Page 5: Paternalistic
Sometimes managers need to adopt a paternalistic style. This means that they may make decisions without consultation or participation, but they have the employees' best interests at heart. If the decision is presented in this way, although employees are not involved in making the decision, they are less likely to feel unhappy about it. In the oil and gas industry it is important to create for every employee a well-rounded, safe, rewarding and challenging work environment. In this way employees will be motivated to work at their best and actively contribute to creating that safe working and living environment. Abraham Maslow claimed that all workers have a 'hierarchy of needs'. After the basic and safety needs (for example, for food or accommodation) have been met, higher order needs for things like social interaction and self development, need to be addressed. For example, giving responsibility can increase motivation as it implies trust.

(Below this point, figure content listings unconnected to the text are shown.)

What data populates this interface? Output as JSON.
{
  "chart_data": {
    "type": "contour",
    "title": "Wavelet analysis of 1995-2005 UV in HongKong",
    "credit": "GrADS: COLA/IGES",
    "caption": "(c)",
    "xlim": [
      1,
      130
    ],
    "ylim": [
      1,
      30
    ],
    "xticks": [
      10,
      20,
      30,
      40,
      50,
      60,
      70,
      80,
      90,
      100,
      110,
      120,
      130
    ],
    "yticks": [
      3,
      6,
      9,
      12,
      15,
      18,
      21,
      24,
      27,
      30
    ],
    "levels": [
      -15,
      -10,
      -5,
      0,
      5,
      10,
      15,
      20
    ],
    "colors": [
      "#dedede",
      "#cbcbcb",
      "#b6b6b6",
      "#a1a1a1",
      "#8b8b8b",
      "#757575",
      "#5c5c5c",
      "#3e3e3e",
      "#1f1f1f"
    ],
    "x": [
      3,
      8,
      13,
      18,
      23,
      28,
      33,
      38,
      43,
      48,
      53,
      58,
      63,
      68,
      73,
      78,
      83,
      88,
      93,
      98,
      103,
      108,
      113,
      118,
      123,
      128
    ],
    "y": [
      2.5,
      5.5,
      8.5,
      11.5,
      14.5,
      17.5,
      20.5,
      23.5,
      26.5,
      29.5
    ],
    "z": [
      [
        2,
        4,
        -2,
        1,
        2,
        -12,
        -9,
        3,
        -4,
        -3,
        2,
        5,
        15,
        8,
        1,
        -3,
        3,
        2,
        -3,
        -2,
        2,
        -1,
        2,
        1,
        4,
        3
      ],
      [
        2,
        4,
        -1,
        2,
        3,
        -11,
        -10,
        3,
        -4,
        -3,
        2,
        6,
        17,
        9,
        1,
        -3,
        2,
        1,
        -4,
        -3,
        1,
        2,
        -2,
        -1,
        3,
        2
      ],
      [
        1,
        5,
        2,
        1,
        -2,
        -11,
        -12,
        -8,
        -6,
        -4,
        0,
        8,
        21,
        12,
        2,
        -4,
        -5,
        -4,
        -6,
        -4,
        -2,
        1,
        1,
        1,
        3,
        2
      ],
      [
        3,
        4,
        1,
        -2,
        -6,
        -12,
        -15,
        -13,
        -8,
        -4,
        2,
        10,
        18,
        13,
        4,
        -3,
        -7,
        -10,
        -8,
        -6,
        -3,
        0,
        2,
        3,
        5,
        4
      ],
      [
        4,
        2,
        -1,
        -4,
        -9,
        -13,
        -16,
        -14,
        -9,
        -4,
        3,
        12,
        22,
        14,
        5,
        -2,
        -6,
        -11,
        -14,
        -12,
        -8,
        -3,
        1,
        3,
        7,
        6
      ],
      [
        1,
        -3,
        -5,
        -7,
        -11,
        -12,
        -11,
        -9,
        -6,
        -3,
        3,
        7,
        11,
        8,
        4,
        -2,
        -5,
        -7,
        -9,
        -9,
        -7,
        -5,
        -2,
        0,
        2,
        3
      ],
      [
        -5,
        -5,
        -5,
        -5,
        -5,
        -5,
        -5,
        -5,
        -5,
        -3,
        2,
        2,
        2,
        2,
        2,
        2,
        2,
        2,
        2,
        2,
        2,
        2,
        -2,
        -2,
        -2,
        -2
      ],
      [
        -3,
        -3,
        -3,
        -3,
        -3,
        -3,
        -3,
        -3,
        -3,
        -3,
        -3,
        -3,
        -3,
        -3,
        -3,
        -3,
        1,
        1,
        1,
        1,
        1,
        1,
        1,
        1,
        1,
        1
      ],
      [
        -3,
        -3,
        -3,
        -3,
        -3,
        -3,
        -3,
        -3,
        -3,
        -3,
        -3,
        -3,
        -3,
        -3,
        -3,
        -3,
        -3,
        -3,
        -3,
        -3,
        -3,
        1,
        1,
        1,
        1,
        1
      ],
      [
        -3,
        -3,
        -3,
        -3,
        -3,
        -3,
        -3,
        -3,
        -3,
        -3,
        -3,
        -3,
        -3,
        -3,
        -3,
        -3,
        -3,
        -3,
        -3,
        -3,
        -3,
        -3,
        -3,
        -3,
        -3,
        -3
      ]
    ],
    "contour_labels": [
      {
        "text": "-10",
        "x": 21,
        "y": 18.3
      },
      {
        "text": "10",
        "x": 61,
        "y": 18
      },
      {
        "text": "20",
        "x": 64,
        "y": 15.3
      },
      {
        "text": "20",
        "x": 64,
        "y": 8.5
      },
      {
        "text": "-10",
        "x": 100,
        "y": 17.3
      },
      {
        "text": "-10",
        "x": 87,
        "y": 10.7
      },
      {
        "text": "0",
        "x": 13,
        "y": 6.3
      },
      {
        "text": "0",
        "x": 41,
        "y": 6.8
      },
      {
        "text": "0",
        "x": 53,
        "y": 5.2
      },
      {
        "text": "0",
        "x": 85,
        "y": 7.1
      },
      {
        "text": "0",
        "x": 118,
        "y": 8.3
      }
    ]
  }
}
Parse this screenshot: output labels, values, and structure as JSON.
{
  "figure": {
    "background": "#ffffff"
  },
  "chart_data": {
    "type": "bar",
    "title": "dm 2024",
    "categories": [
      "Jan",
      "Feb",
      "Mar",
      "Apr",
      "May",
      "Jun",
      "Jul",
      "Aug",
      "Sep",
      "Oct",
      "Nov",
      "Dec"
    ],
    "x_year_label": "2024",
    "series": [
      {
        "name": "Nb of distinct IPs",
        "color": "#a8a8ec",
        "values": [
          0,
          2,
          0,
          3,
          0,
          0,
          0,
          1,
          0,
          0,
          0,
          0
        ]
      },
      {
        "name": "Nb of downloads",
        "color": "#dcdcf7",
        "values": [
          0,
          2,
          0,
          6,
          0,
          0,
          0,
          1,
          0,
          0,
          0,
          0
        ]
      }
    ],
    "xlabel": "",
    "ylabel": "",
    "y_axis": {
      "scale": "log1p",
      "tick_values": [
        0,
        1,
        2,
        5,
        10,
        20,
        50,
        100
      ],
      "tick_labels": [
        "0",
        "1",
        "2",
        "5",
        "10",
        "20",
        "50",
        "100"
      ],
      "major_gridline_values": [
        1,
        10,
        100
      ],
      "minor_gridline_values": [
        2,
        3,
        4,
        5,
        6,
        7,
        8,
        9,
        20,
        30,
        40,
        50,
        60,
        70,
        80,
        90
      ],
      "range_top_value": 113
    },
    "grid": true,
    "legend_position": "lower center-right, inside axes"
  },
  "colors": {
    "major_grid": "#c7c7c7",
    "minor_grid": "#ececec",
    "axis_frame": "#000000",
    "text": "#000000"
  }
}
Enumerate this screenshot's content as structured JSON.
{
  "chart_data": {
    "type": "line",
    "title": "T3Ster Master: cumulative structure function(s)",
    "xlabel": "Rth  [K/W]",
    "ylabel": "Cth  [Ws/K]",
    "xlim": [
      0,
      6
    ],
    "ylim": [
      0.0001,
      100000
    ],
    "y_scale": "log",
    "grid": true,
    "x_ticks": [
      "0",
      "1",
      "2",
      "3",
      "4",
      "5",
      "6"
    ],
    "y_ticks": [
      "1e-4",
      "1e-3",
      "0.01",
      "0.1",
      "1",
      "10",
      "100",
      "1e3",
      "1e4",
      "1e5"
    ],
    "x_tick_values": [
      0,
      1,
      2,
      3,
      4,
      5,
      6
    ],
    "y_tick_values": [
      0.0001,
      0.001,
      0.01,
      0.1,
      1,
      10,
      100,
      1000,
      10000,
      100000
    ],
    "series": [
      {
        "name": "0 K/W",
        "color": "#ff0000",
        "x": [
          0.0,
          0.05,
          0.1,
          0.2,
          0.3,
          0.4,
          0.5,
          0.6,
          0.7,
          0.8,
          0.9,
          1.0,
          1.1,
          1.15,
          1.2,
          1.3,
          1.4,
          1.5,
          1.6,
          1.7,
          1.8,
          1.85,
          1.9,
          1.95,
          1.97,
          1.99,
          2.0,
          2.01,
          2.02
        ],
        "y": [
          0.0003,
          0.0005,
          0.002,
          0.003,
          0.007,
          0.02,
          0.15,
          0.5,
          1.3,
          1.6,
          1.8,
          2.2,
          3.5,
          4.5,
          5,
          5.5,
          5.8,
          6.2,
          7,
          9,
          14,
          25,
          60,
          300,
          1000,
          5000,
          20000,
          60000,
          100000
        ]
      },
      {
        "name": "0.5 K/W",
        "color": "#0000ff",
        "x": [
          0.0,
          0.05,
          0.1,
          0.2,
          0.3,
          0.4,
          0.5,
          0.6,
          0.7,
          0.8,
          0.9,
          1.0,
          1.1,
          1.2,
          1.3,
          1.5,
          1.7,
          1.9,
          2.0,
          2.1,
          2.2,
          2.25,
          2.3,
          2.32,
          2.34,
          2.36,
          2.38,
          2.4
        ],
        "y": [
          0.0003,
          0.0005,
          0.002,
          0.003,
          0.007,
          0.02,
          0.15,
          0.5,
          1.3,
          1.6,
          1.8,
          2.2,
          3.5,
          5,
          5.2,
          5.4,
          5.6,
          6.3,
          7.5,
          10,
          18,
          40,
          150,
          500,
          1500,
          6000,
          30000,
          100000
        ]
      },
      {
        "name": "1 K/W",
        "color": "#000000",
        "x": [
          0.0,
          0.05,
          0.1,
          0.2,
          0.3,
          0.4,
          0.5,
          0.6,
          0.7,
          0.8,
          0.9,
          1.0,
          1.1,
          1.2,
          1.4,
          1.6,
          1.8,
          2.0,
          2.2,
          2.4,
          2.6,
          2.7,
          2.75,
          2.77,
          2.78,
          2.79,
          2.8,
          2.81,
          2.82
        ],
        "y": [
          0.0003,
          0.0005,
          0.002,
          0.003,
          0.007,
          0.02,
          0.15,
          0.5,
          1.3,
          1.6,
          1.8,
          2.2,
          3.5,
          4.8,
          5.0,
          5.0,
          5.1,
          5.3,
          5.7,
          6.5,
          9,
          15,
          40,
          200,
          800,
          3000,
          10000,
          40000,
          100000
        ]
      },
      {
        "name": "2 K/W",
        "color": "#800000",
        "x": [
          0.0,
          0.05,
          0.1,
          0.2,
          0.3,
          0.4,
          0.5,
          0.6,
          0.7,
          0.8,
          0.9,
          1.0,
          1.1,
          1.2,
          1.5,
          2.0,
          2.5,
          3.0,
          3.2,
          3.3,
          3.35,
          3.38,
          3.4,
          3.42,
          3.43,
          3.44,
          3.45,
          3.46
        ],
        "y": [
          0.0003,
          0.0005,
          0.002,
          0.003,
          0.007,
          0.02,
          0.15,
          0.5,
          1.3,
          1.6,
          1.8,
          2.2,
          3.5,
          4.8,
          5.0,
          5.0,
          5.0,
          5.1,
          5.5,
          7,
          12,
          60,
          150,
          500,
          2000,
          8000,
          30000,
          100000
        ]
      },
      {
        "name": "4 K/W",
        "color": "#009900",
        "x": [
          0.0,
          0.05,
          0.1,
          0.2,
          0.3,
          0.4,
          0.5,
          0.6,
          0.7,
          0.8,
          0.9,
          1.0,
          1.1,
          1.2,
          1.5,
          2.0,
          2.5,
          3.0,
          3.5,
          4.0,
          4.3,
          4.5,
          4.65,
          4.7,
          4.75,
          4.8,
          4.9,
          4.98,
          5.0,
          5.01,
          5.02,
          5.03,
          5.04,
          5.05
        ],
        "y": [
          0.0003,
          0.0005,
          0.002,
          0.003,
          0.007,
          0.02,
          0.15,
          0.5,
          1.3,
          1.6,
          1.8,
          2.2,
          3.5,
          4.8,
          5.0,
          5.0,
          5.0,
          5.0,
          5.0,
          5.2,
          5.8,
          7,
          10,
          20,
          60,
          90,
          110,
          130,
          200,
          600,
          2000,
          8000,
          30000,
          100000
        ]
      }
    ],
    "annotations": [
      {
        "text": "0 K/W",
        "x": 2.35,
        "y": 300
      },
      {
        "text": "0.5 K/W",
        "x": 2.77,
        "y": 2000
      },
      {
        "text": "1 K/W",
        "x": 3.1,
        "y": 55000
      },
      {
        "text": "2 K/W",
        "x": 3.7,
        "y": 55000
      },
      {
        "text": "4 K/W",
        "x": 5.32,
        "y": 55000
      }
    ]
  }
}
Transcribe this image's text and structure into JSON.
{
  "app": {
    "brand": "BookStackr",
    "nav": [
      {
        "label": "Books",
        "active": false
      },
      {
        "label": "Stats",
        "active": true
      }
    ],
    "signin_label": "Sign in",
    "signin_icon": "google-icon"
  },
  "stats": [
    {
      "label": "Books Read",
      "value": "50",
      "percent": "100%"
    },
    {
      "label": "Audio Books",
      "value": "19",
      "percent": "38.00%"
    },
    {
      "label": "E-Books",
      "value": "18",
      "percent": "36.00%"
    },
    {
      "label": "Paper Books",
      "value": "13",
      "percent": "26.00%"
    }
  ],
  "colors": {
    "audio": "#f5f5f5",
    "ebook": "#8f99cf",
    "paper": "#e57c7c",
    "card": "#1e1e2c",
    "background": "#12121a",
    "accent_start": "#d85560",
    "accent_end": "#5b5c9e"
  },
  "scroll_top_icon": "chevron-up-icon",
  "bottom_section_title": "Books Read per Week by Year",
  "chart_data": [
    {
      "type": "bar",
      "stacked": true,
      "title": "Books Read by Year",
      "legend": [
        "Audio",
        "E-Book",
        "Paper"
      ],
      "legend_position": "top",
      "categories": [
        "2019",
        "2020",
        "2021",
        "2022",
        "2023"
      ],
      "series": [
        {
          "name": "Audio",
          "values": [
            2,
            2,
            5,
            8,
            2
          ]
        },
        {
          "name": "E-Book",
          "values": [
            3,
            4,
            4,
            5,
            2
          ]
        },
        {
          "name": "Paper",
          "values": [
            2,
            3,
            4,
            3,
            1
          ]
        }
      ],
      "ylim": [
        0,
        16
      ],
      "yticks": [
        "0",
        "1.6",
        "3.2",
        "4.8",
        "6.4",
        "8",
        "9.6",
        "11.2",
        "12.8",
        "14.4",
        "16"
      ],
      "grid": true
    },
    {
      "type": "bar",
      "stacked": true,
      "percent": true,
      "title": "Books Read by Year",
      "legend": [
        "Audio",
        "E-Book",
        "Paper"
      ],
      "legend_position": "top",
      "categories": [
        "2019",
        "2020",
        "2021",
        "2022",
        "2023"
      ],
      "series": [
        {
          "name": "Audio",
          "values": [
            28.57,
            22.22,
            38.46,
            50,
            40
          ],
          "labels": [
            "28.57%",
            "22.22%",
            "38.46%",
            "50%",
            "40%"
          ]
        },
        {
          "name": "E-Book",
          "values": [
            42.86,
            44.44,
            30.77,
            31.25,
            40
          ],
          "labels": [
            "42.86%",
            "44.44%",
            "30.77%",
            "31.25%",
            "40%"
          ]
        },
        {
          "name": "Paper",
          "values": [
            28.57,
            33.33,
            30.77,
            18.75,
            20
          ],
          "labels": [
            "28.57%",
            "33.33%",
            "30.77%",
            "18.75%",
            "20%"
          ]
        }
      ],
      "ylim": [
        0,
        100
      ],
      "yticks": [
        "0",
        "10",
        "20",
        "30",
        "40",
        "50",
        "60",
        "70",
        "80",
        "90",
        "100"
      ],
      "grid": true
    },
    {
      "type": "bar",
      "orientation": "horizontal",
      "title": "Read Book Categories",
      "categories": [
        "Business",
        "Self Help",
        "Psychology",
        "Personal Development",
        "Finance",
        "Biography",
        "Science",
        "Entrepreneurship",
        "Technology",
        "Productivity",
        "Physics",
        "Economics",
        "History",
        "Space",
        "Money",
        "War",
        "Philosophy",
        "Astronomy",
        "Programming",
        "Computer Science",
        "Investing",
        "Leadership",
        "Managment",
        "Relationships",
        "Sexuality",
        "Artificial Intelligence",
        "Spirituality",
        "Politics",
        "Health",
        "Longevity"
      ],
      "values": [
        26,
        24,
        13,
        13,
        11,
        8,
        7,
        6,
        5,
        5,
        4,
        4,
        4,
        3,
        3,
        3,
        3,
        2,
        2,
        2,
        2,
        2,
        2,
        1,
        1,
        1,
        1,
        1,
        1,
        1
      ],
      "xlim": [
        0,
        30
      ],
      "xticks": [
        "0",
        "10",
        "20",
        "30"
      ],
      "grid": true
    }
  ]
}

The Academy and the oil and gas industry respond to the individual learning and development needs of employees, using at times a paternalistic management style. This helps all staff to develop and grow into competent, flexible and motivated people. Young engineering technicians can join the industry through the Upstream Oil & Gas Technician Training Scheme. In this scheme, suitable recruits are given a choice of career paths and guided through training. The best young talent is selected based on an assessment of their practicality, open-mindedness, team working and vision.
Once young people are employed, they are given many benefits designed to help them develop into the sort of employees the entire industry needs. Responsibility and a capacity to view the bigger picture are encouraged. Individuals are challenged to meet problems and solve them. These things help to grow personal confidence and allow young technicians to see that management gives them trust as well as excellent rewards.